Doubts also extend to the House of Representatives. In one of the biggest tests of his first hundred days as Speaker, Johnson saw two of his most ambitious bills collapse in a matter of just ten minutes on Tuesday.
The impeachment of Mayorkas, which the hard wing of the party has been promising its electorate throughout Biden’s term, was defeated by the votes of three Republican congressmen, who sided with the Democrats, considering that what the Constitution provides as a last resort for very serious crimes should not be used in a mere political dispute.
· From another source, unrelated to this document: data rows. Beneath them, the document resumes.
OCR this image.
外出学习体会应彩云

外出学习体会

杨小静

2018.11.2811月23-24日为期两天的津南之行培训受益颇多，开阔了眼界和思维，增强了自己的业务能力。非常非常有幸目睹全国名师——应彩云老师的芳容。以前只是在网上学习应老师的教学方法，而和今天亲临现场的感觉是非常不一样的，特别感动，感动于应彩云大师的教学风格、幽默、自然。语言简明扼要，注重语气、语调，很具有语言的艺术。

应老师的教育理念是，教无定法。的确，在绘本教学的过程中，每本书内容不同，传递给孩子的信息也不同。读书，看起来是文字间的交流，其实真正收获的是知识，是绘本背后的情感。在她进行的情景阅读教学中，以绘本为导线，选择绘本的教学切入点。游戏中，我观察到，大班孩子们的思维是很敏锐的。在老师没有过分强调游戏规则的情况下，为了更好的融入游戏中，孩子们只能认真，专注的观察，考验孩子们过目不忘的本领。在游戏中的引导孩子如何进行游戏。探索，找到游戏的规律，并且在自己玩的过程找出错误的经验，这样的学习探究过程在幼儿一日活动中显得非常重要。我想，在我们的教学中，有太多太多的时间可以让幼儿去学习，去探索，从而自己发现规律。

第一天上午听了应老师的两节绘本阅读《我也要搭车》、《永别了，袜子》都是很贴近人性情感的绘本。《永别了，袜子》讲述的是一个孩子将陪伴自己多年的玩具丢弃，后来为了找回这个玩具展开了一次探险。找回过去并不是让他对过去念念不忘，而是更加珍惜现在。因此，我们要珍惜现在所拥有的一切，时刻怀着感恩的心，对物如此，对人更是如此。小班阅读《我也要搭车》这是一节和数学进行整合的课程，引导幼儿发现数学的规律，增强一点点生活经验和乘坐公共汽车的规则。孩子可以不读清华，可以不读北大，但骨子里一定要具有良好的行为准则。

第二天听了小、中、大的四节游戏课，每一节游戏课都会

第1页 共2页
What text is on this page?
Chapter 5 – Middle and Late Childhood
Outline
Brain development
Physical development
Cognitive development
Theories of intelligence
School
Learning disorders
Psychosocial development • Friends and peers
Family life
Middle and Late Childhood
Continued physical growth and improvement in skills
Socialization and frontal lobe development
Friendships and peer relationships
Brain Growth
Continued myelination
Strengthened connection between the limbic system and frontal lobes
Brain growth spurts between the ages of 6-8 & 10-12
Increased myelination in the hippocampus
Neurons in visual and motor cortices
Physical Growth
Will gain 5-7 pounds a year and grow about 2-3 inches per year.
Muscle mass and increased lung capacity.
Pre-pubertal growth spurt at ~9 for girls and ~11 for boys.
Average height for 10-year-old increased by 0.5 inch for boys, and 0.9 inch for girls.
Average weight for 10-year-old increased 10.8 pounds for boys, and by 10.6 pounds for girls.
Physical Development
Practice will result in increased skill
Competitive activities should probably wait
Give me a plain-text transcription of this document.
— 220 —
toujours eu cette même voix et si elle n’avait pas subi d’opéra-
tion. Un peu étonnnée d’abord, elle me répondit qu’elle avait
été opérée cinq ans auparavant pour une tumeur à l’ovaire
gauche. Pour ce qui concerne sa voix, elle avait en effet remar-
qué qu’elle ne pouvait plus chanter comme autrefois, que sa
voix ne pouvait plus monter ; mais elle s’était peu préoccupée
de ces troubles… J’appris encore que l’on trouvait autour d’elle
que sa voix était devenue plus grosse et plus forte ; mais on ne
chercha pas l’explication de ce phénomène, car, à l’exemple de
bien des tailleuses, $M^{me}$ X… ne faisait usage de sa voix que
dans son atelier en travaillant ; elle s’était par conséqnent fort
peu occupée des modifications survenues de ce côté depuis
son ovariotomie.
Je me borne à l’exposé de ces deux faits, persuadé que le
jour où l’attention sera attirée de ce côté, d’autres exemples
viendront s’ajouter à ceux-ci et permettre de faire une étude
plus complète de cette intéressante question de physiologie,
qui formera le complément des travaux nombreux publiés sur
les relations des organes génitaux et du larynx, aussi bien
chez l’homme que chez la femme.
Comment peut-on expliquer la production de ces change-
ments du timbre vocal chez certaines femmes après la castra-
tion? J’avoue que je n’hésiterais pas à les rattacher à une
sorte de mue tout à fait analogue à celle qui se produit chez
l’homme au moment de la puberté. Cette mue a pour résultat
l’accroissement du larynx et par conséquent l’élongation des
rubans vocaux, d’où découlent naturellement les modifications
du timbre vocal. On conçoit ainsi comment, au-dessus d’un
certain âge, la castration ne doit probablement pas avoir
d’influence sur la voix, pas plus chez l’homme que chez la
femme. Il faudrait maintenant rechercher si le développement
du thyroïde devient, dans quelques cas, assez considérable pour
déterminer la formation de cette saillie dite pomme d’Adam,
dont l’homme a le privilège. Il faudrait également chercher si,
In the immediate aftermath, the proposal for more than $17 billion in aid to Israel fell far short of the two-thirds majority it needed to pass.
In part, the Republican faux pas in the Mayorkas case was due to failures in the calculation of the necessary votes. Several lawmakers of this party are ill and could not come to vote. A Democratic congressman who had recently undergone surgery, whose presence was not expected by Johnson and his team, did come to vote.
Other Republican lawmakers acknowledged the complex situation of their party, divided in internal fights between the pro-Trump and the more moderate faction, while struggling to maintain its small majority. “We’re talking about governing in a majority and we can’t even pass a rule, so that speaks volumes of where we’re at as a conference… I would like to think we could look past this moment and recognize that things get far worse for us if we are thrust back into the minority” in the November elections, noted Congressman Steve Womack of Arkansas.
But it doesn’t look like the infighting - and Trump’s influence - will cease any time soon. Johnson faces two imminent tests against the more hawkish wing of his party. On the one hand, two congressmen close to Trump, Elise Stefanik and Matt Gaetz, have introduced a draft resolution that would declare that the former president “did not participate in an insurrection or rebellion against the United States.” This is an attempt to protect the candidate from lawsuits demanding his withdrawal from the campaign for his alleged role in his supporters’ assault on Capitol Hill on January 6, 2021. On the other, the deadline to deal with a new debt ceiling extension and prevent the Administration from running out of operating funds is approaching. The hard wing already reproached him in January for reaching an initial agreement with the Democrats, and will examine very carefully what he is going to do on this occasion.